It wasn’t the best decision I’ve ever made – running so soon after the rain on the river path toward the lake – but it felt like a good decision when I started out.
The first few blocks confirmed it, like my feet had been waiting to pound pavement all day long. When I got to the bridge, the sky was speaking of the storm that had just rumbled through.
The river rushed by just underneath the bridge, the sun streaked through the gray overhead, and the path stretched empty in front of me. I got emotional, there by the river that was breaking its boundaries and threatening flood.
What is it about the stillness after the storm?
Storms feel destructive and powerful and foreboding… at least in tornado season, or hurricane season, or after a tsunami. Storms can be a cold violence, but then those bright rays peek through the gray and the air is quiet. The settled stillness is peaceful – like two rowdy men in a back alley brawl called a truce and the alley is full of empty again. All the punches have already been thrown and resolution stretches to fill the silence with peace.
I saw the mountain of debris in between my strides – tree limbs, plastic bags, and bits of unidentified things trapped between a bridge and a bank. Debris is one of those words that sounds more beautiful than what it defines (maybe that is many words in French?). “The remains of something broken down or destroyed,” doesn’t sound beautiful. It sounds like ruin. The debris that gathered under the bridge didn’t make sense together – the massive pile of natural and unnatural odds and ends were not supposed to be blocking the river the way they were.
I realized I had slowed my pace and was taking a mental picture of the floating mass. I was thinking about Oklahoma and trying to imagine what a town would look like after being leveled in an instant.
Isn’t there a mysterious sort of beauty after a storm has passed? When the stillness swallows up the storm’s screeching and the gray clouds let the light back in.
Maybe I’m making little sense. But we often use the phrases “tragic beauty” and “beautiful scandal” in a way that assumes they make sense. In literature and movies and conversation and news stories, we all recognize there is beauty within and around and in between the debris of tragedy.
I kept running while my brain ran to find reasons debris could be beautiful. The path was deserted – just a solitary man on a bike crossed in front of my running feet. When I got to Gray’s Lake and had run halfway around it, I realized the reason the paths were empty: it was closed due to flooding. The ducks could not figure out whether to swim in the streets or the river. They didn’t even move when I passed. And then in the middle of the bridge (that runs across the lake), I found myself running inside a storm.
That’s when I thought it was a stupid idea to be on a run, but you can’t do much but run when you are halfway across the bridge in a downpour and a couple miles from home. I laughed a little bit, prayed a little bit that I wouldn’t get struck by lightning, and thought a little bit about how peaceful it had seemed moments before.

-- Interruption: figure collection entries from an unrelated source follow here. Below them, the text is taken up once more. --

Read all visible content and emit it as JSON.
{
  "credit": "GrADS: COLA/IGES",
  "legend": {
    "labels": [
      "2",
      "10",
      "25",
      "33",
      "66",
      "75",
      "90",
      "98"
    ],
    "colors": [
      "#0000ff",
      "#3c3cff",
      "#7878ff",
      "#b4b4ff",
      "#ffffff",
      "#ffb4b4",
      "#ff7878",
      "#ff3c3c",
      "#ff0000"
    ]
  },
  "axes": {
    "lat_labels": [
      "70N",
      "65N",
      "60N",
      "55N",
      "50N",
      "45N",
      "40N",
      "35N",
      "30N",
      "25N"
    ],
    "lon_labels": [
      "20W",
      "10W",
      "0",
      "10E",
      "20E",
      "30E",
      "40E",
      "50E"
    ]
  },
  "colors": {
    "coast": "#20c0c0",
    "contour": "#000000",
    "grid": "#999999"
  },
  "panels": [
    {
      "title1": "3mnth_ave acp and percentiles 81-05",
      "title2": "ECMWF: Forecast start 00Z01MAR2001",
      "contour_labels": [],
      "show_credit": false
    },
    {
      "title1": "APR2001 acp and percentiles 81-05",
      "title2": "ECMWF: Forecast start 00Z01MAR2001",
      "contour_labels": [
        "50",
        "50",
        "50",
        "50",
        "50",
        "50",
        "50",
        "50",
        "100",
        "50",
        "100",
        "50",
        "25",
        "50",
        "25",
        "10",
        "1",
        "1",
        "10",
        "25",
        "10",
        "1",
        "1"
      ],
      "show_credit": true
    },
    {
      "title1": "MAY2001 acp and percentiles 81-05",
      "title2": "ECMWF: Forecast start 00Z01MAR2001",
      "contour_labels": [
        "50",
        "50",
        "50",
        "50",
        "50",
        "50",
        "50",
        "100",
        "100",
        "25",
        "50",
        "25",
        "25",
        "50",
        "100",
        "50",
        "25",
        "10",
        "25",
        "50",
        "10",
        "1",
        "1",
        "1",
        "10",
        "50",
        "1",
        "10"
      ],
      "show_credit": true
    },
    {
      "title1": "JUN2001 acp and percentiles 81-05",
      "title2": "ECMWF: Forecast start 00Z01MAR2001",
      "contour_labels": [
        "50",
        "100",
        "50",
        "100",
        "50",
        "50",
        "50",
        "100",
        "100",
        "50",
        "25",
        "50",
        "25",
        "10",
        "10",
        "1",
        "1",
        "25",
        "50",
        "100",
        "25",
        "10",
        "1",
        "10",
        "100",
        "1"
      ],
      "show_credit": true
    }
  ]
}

The rain died down and I navigated the flooded paths while wondering if I could get arrested for going around wood barricades. The lake returned to its placid state and the stillness swallowed up the last of the storm’s brawl. The park looked like a photoshop creation, with all the green hues and perfect dew drops on perfect blooms.
I ran back past the mass of debris trapped underneath the bridge by 5th Street and thought about all the natural disasters with all their masses of debris that sometimes stretch the length of a city. How can we call that beautiful? That stillness after the storm?
I was in middle school when a very powerful windstorm hit our rural area. Everyone was in a productive panic (I think rural areas are especially good at this) and the children were all sent home from school early. We arrived at home and my oldest brother looked out on our property (with several less roofs on buildings, as they had been flung into the fields) and said, “Wow. God is awesome!”
The post-storm calmness had claimed the horizon and what my brother saw when he looked out from our front porch was God’s awesomeness.
It doesn’t make any sense. How can something destructive uncover something beautiful?
Sometimes things just don’t make sense. Sometimes they are swallowed up into the greater mystery of a world beyond us, a reality beyond this, and an eternity that is beyond the reach of disaster.
Sometimes what is unsteady and unpredictable in the world is at its brightest contrast to what is forever and true.
Is that how beauty peeks through with rays of sunlight when the storm settles down? Does tragedy in this world somehow shake us from temporary sight to see something eternal?